Well, is it a treaty or something else? Tedros, in his May 17 tweet, used the hashtag #PandemicAccord as if to say don’t worry, it’s not really a treaty, even if its formal name is International Treaty on Pandemic Prevention, Preparedness and Response and it requires ratification by national parliaments. It would be legally binding, mandating the compliance of sovereign nations.

As a result, the unelected WHO hierarchy would enjoy unprecedented power over global biosecurity, such as the power to implement digital identities and vaccine passports, travel restrictions and even mandatory vaccinations — in what independent journalist James Corbett describes as ‘the hard-wiring of a global biosecurity state’.

If implemented as planned in 2024, the treaty would swing into action once the WHO proclaims a pandemic, practically at will, under a broadened definition.


And who better than Bill Gates to shepherd the operation? The top WHO funder says he is setting up a pandemic response team complete with a catchy name, GERM (Global Epidemic Response and Mobilization), right in the spirit of the fear-mongering that has informed the entire Covid saga.

In a programme that would cost $1 billion per year, some 3,000 experts would fan out across the world to monitor for disease outbreaks.

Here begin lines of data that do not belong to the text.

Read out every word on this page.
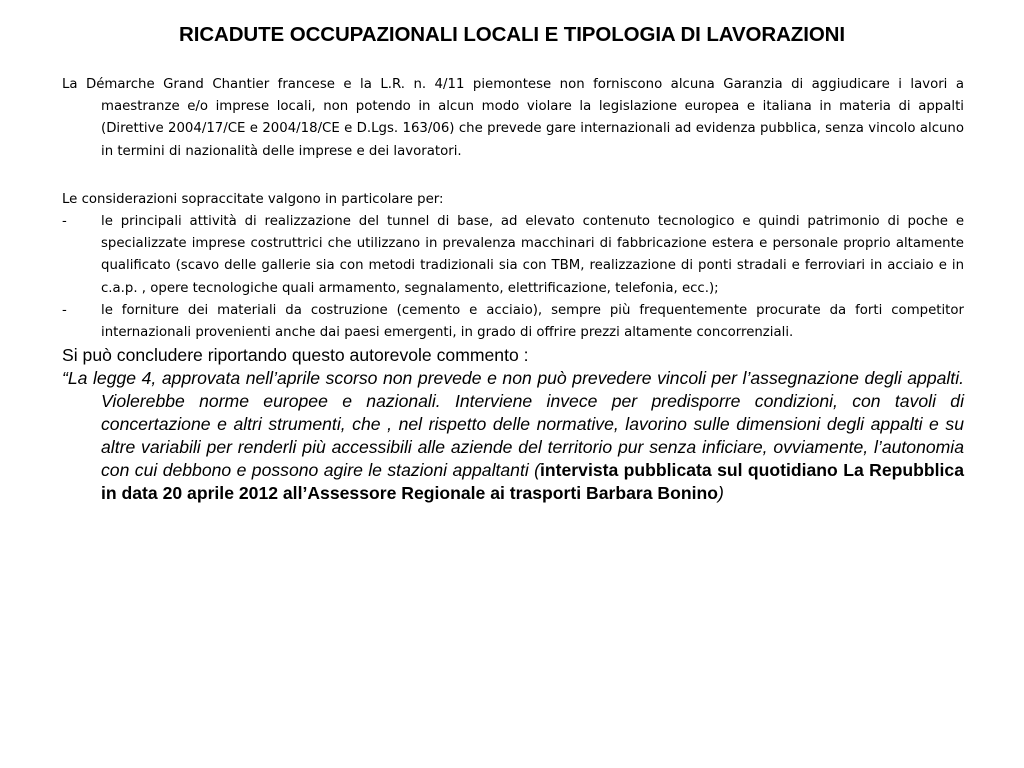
RICADUTE OCCUPAZIONALI LOCALI E TIPOLOGIA DI LAVORAZIONI

La Démarche Grand Chantier francese e la L.R. n. 4/11 piemontese non forniscono alcuna Garanzia di aggiudicare i lavori a maestranze e/o imprese locali, non potendo in alcun modo violare la legislazione europea e italiana in materia di appalti (Direttive 2004/17/CE e 2004/18/CE e D.Lgs. 163/06) che prevede gare internazionali ad evidenza pubblica, senza vincolo alcuno in termini di nazionalità delle imprese e dei lavoratori.

Le considerazioni sopraccitate valgono in particolare per:

-	le principali attività di realizzazione del tunnel di base, ad elevato contenuto tecnologico e quindi patrimonio di poche e specializzate imprese costruttrici che utilizzano in prevalenza macchinari di fabbricazione estera e personale proprio altamente qualificato (scavo delle gallerie sia con metodi tradizionali sia con TBM, realizzazione di ponti stradali e ferroviari in acciaio e in c.a.p. , opere tecnologiche quali armamento, segnalamento, elettrificazione, telefonia, ecc.);
-	le forniture dei materiali da costruzione (cemento e acciaio), sempre più frequentemente procurate da forti competitor internazionali provenienti anche dai paesi emergenti, in grado di offrire prezzi altamente concorrenziali.

Si può concludere riportando questo autorevole commento :

“La legge 4, approvata nell’aprile scorso non prevede e non può prevedere vincoli per l’assegnazione degli appalti. Violerebbe norme europee e nazionali. Interviene invece per predisporre condizioni, con tavoli di concertazione e altri strumenti, che , nel rispetto delle normative, lavorino sulle dimensioni degli appalti e su altre variabili per renderli più accessibili alle aziende del territorio pur senza inficiare, ovviamente, l’autonomia con cui debbono e possono agire le stazioni appaltanti (intervista pubblicata sul quotidiano La Repubblica in data 20 aprile 2012 all’Assessore Regionale ai trasporti Barbara Bonino)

‘The work would be coordinated by the WHO, the only group that can give it global credibility, and it needs to be accountable to the public,’ Gates said on his blog GatesNotes.

That credibility is increasingly in tatters, though. Even Gates has had to admit that the vaccines he championed have fallen far short of the mark.

At the recent World Economic Forum, he said: ‘They don’t have much in the way of duration, and they’re not good at infection blocking.’

He has also said vaccine passports are pointless because the vaccine doesn’t prevent transmission.

The views expressed in this article are the author’s own and do not necessarily represent or reflect those of The Looking Glass.